国際原油価格が小幅反騰し、FOMCの結果が悪くなかったため、短期的には外国人の売りがピークを過ぎたという分析が出ている。チョ・ユンナム大信証券リサーチセンター長は「FOMCを控えてあらかじめ株式を売り、会議後にまた買いに転じるのが今年の外国人の売買パターン」とし「追加で大規模に売る可能性は低いと予想される」と述べた。

しかし外国人の「ATM(現金自動預け払い機)」の役割をする韓国株式市場の特性上、新興国の不安が解消されるまでは外国人の復帰を期待しにくいという指摘が多い。今年に入って外国人投資家が購入した韓国株は、アジア主要6カ国のうちインド(168億ドル)、台湾(122億ドル)に次いで3位(58億ドル)。
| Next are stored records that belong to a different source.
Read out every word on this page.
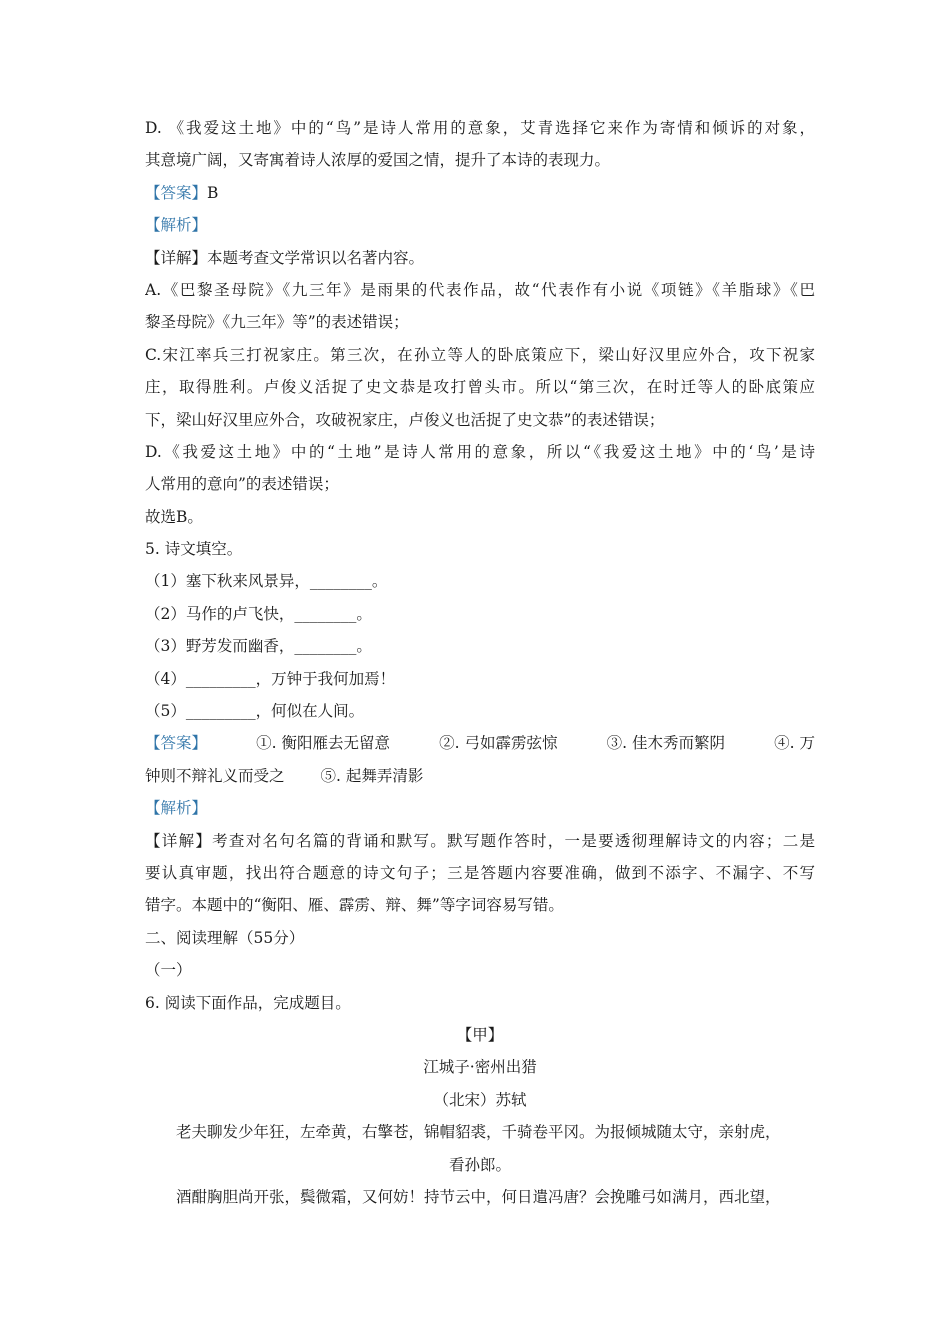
D. 《我爱这土地》中的“鸟”是诗人常用的意象，艾青选择它来作为寄情和倾诉的对象，
其意境广阔，又寄寓着诗人浓厚的爱国之情，提升了本诗的表现力。
【答案】B
【解析】
【详解】本题考查文学常识以名著内容。
A.《巴黎圣母院》《九三年》是雨果的代表作品，故“代表作有小说《项链》《羊脂球》《巴
黎圣母院》《九三年》等”的表述错误；
C.宋江率兵三打祝家庄。第三次，在孙立等人的卧底策应下，梁山好汉里应外合，攻下祝家
庄，取得胜利。卢俊义活捉了史文恭是攻打曾头市。所以“第三次，在时迁等人的卧底策应
下，梁山好汉里应外合，攻破祝家庄，卢俊义也活捉了史文恭”的表述错误；
D.《我爱这土地》中的“土地”是诗人常用的意象，所以“《我爱这土地》中的‘鸟’是诗
人常用的意向”的表述错误；
故选B。
5. 诗文填空。
（1）塞下秋来风景异，________。
（2）马作的卢飞快，________。
（3）野芳发而幽香，________。
（4）_________，万钟于我何加焉！
（5）_________，何似在人间。
【答案】	①. 衡阳雁去无留意	②. 弓如霹雳弦惊	③. 佳木秀而繁阴	④. 万
钟则不辩礼义而受之 ⑤. 起舞弄清影
【解析】
【详解】考查对名句名篇的背诵和默写。默写题作答时，一是要透彻理解诗文的内容；二是
要认真审题，找出符合题意的诗文句子；三是答题内容要准确，做到不添字、不漏字、不写
错字。本题中的“衡阳、雁、霹雳、辩、舞”等字词容易写错。
二、阅读理解（55分）
（一）
6. 阅读下面作品，完成题目。
【甲】
江城子·密州出猎
（北宋）苏轼
老夫聊发少年狂，左牵黄，右擎苍，锦帽貂裘，千骑卷平冈。为报倾城随太守，亲射虎，
看孙郎。
酒酣胸胆尚开张，鬓微霜，又何妨！持节云中，何日遣冯唐？会挽雕弓如满月，西北望，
一方、今月に入って17億ドル分を売り、台湾(22億ドル)に次いで多くの資金を回収した。

ナ・ハンイク野村証券取締役は「ドル高と原油価格の下落など対外悪材料が相次ぎ、最近エマージング株式市場では相対的に保守的なパッシブファンド資金までが大量に抜けている」とし「アクティブファンドは成長性が低くなった韓国株を避け、当分は外国人買いを期待しにくい」と述べた。ロシアの債務不履行懸念など外国人投資心理を冷え込ませている悪材料が解消され、ファンドにまた資金が流入してこそ、韓国にも外国人資金が流れ込むという説明だ。
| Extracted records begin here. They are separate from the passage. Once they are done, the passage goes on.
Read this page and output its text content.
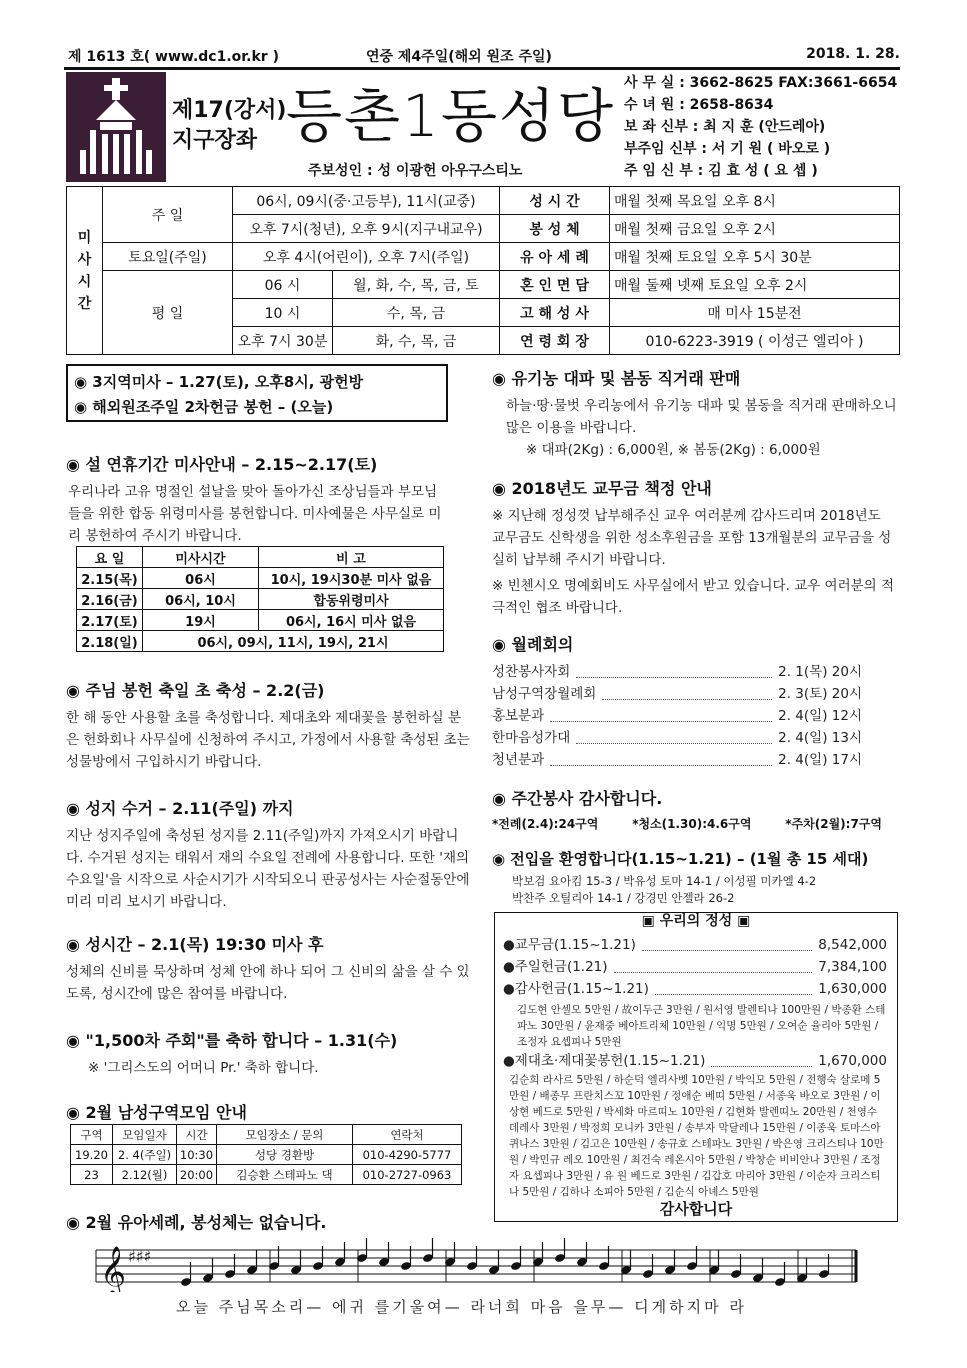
제 1613 호( www.dc1.or.kr )	연중 제4주일(해외 원조 주일)	2018. 1. 28.
제17(강서)
지구장좌 등촌1동성당
주보성인 : 성 이광헌 아우구스티노
사 무 실 : 3662-8625 FAX:3661-6654
수 녀 원 : 2658-8634
보 좌 신부 : 최 지 훈 (안드레아)
부주임 신부 : 서 기 원 ( 바오로 )
주 임 신 부 : 김 효 성 ( 요 셉 )
미사시간	주 일	06시, 09시(중·고등부), 11시(교중)		성 시 간	매월 첫째 목요일 오후 8시
		오후 7시(청년), 오후 9시(지구내교우)		봉 성 체	매월 첫째 금요일 오후 2시
	토요일(주일)	오후 4시(어린이), 오후 7시(주일)		유 아 세 례	매월 첫째 토요일 오후 5시 30분
	평 일	06 시	월, 화, 수, 목, 금, 토	혼 인 면 담	매월 둘째 넷째 토요일 오후 2시
		10 시	수, 목, 금	고 해 성 사	매 미사 15분전
		오후 7시 30분	화, 수, 목, 금	연 령 회 장	010-6223-3919 ( 이성근 엘리아 )
◉ 3지역미사 – 1.27(토), 오후8시, 광헌방
◉ 해외원조주일 2차헌금 봉헌 – (오늘)
◉ 설 연휴기간 미사안내 – 2.15~2.17(토)
우리나라 고유 명절인 설날을 맞아 돌아가신 조상님들과 부모님들을 위한 합동 위령미사를 봉헌합니다. 미사예물은 사무실로 미리 봉헌하여 주시기 바랍니다.
요 일	미사시간	비 고
2.15(목)	06시	10시, 19시30분 미사 없음
2.16(금)	06시, 10시	합동위령미사
2.17(토)	19시	06시, 16시 미사 없음
2.18(일)	06시, 09시, 11시, 19시, 21시	
◉ 주님 봉헌 축일 초 축성 – 2.2(금)
한 해 동안 사용할 초를 축성합니다. 제대초와 제대꽃을 봉헌하실 분은 헌화회나 사무실에 신청하여 주시고, 가정에서 사용할 축성된 초는 성물방에서 구입하시기 바랍니다.
◉ 성지 수거 – 2.11(주일) 까지
지난 성지주일에 축성된 성지를 2.11(주일)까지 가져오시기 바랍니다. 수거된 성지는 태워서 재의 수요일 전례에 사용합니다. 또한 '재의 수요일'을 시작으로 사순시기가 시작되오니 판공성사는 사순절동안에 미리 미리 보시기 바랍니다.
◉ 성시간 – 2.1(목) 19:30 미사 후
성체의 신비를 묵상하며 성체 안에 하나 되어 그 신비의 삶을 살 수 있도록, 성시간에 많은 참여를 바랍니다.
◉ "1,500차 주회"를 축하 합니다 – 1.31(수)
※ '그리스도의 어머니 Pr.' 축하 합니다.
◉ 2월 남성구역모임 안내
구역	모임일자	시간	모임장소 / 문의	연락처
19.20	2. 4(주일)	10:30	성당 경환방	010-4290-5777
23	2.12(월)	20:00	김승환 스테파노 댁	010-2727-0963
◉ 2월 유아세례, 봉성체는 없습니다.
◉ 유기농 대파 및 봄동 직거래 판매
하늘·땅·물벗 우리농에서 유기농 대파 및 봄동을 직거래 판매하오니 많은 이용을 바랍니다.
※ 대파(2Kg) : 6,000원, ※ 봄동(2Kg) : 6,000원
◉ 2018년도 교무금 책정 안내
※ 지난해 정성껏 납부해주신 교우 여러분께 감사드리며 2018년도 교무금도 신학생을 위한 성소후원금을 포함 13개월분의 교무금을 성실히 납부해 주시기 바랍니다.
※ 빈첸시오 명예회비도 사무실에서 받고 있습니다. 교우 여러분의 적극적인 협조 바랍니다.
◉ 월례회의
성찬봉사자회	2. 1(목) 20시
남성구역장월례회	2. 3(토) 20시
홍보분과	2. 4(일) 12시
한마음성가대	2. 4(일) 13시
청년분과	2. 4(일) 17시
◉ 주간봉사 감사합니다.
*전례(2.4):24구역	*청소(1.30):4.6구역	*주차(2월):7구역
◉ 전입을 환영합니다(1.15~1.21) – (1월 총 15 세대)
박보검 요아킴 15-3 / 박유성 토마 14-1 / 이성필 미카엘 4-2
박찬주 오틸리아 14-1 / 강경민 안젤라 26-2
▣ 우리의 정성 ▣
●교무금(1.15~1.21)	8,542,000
●주일헌금(1.21)	7,384,100
●감사헌금(1.15~1.21)	1,630,000
김도현 안셀모 5만원 / 故이두근 3만원 / 원서영 발렌티나 100만원 / 박종환 스테파노 30만원 / 윤재중 베아트리체 10만원 / 익명 5만원 / 오여순 율리아 5만원 / 조정자 요셉피나 5만원
●제대초·제대꽃봉헌(1.15~1.21)	1,670,000
김순희 라사르 5만원 / 하순덕 엘리사벳 10만원 / 박익모 5만원 / 전행숙 살로메 5만원 / 배종무 프란치스꼬 10만원 / 정애순 베띠 5만원 / 서종욱 바오로 3만원 / 이상현 베드로 5만원 / 박세화 마르띠노 10만원 / 김현화 발렌띠노 20만원 / 천영수 데레사 3만원 / 박정희 모니카 3만원 / 송부자 막달레나 15만원 / 이종욱 토마스아퀴나스 3만원 / 김고은 10만원 / 송규호 스테파노 3만원 / 박은영 크리스티나 10만원 / 박민규 레오 10만원 / 최건숙 레온시아 5만원 / 박창순 비비안나 3만원 / 조정자 요셉피나 3만원 / 유 원 베드로 3만원 / 김갑호 마리아 3만원 / 이순자 크리스티나 5만원 / 김하나 소피아 5만원 / 김순식 아녜스 5만원
감사합니다
𝄞 ♯♯♯
오늘 주님목소리— 에귀 를기울여— 라너희 마음 을무— 디게하지마 라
心理的な支持ラインの1900が崩壊したことで、追加下落が続く可能性もあるが、下落幅は大きくないというのが専門家の共通した意見だ。ナ氏は「2008年の金融危機当時の株価収益比率(PER)最低値である9倍を適用すれば、KOSPIが1850に該当する」とし「短期株価は落ちるだけ落ちたと見るべき」と話した。チョ・ユンナム・センター長も「KOSPIが今年最安値の1880以下までは下がらないだろう」と予想した。